Originally Posted By: BrocLuno
Originally Posted By: Chris142
My 302 and 350 Chevy's both ate cams at low milages. I consider that a failure. My 350 got a rod knock soon after the new cam was installed. Had a 340 Dodge drop 2 valves,destroyed the 2 pistons.My boss' wrangler needed rod bearings @174K due to a light knock, Bearings were into the copper. My 86 Mitsubishi needed a valve job @35k ...crankshaft broke @44k. A fram oil filter came apart in my moms dodge omni and plugged the oil feed to the head. ruined the cam and head.
Cam failures in some generations of SBC's were common, and NOT related to the oil. They had soft cores. AND, if they just stuck in a new cam w/o doing a complete rebuild, the rod knock was the least of your worries.

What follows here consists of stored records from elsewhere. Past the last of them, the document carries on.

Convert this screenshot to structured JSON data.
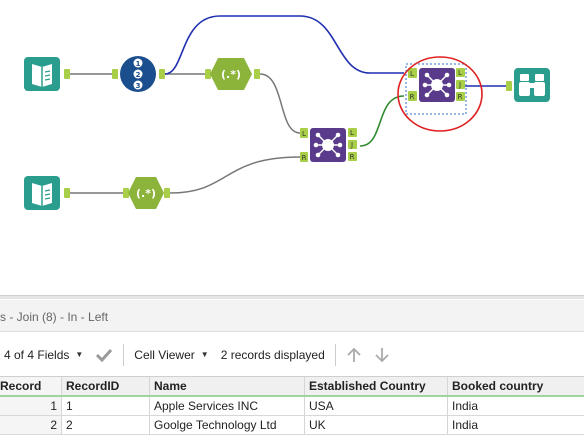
{
  "workflow": {
    "tools": [
      {
        "id": "input-1",
        "type": "Input Data"
      },
      {
        "id": "input-2",
        "type": "Input Data"
      },
      {
        "id": "record-id",
        "type": "Record ID",
        "digits": [
          "1",
          "2",
          "3"
        ]
      },
      {
        "id": "formula-1",
        "type": "Formula",
        "glyph": "(.*)"
      },
      {
        "id": "formula-2",
        "type": "Formula",
        "glyph": "(.*)"
      },
      {
        "id": "join-1",
        "type": "Join",
        "anchors_in": [
          "L",
          "R"
        ],
        "anchors_out": [
          "L",
          "J",
          "R"
        ]
      },
      {
        "id": "join-2",
        "type": "Join",
        "anchors_in": [
          "L",
          "R"
        ],
        "anchors_out": [
          "L",
          "J",
          "R"
        ],
        "selected": true,
        "annotated": true
      },
      {
        "id": "browse",
        "type": "Browse"
      }
    ],
    "colors": {
      "input": "#2a9d8f",
      "record_id": "#1a4e8c",
      "formula": "#8cb33a",
      "join": "#5a3a8a",
      "browse": "#2a9d8f",
      "wire_blue": "#1f2fb0",
      "wire_green": "#2e8b2e",
      "wire_gray": "#777777",
      "annotation_circle": "#e02020",
      "anchor": "#a8cf47"
    }
  },
  "results": {
    "title": "s - Join (8) - In - Left",
    "toolbar": {
      "fields": "4 of 4 Fields",
      "cell_viewer": "Cell Viewer",
      "records_displayed": "2 records displayed"
    },
    "columns": [
      "Record",
      "RecordID",
      "Name",
      "Established Country",
      "Booked country"
    ],
    "rows": [
      [
        "1",
        "1",
        "Apple Services INC",
        "USA",
        "India"
      ],
      [
        "2",
        "2",
        "Goolge Technology Ltd",
        "UK",
        "India"
      ]
    ]
  }
}
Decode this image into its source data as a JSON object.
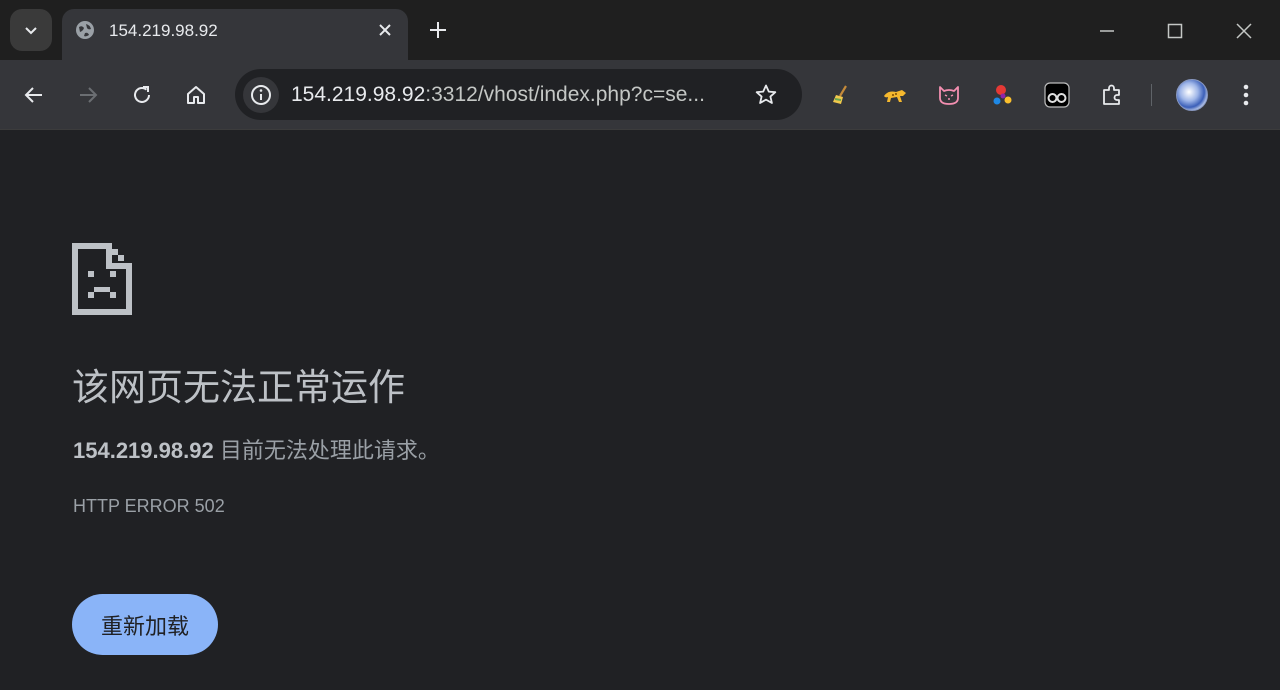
{
  "tab": {
    "title": "154.219.98.92",
    "favicon": "globe-icon"
  },
  "omnibox": {
    "url_host": "154.219.98.92",
    "url_rest": ":3312/vhost/index.php?c=se..."
  },
  "extensions": [
    {
      "name": "broom-extension-icon",
      "glyph": "🧹"
    },
    {
      "name": "cheetah-extension-icon",
      "glyph": "🐆"
    },
    {
      "name": "cat-extension-icon",
      "glyph": "🐱"
    },
    {
      "name": "molecule-extension-icon",
      "glyph": "⚛"
    },
    {
      "name": "tampermonkey-extension-icon",
      "glyph": "◉"
    }
  ],
  "error": {
    "title": "该网页无法正常运作",
    "host": "154.219.98.92",
    "message": " 目前无法处理此请求。",
    "code": "HTTP ERROR 502",
    "reload_label": "重新加载"
  },
  "colors": {
    "background": "#202124",
    "toolbar": "#35363a",
    "button": "#8ab4f8"
  }
}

Once a cam starts shedding metal, it goes all through the engine by going past the filter on cold starts (by-pass). Embeds in any soft metal like piston skirts and bearings and just eats stuff up. Once a cam goes, they owe you a complete engine teardown, boil-out, and rebuild ...
both were rebuilt engines with aftermarket cams and lifters. broken in correctly by me.
my friend recently lost a rod on his 04 wrangler. he only uses factory filters and chevron oil changed every 4k.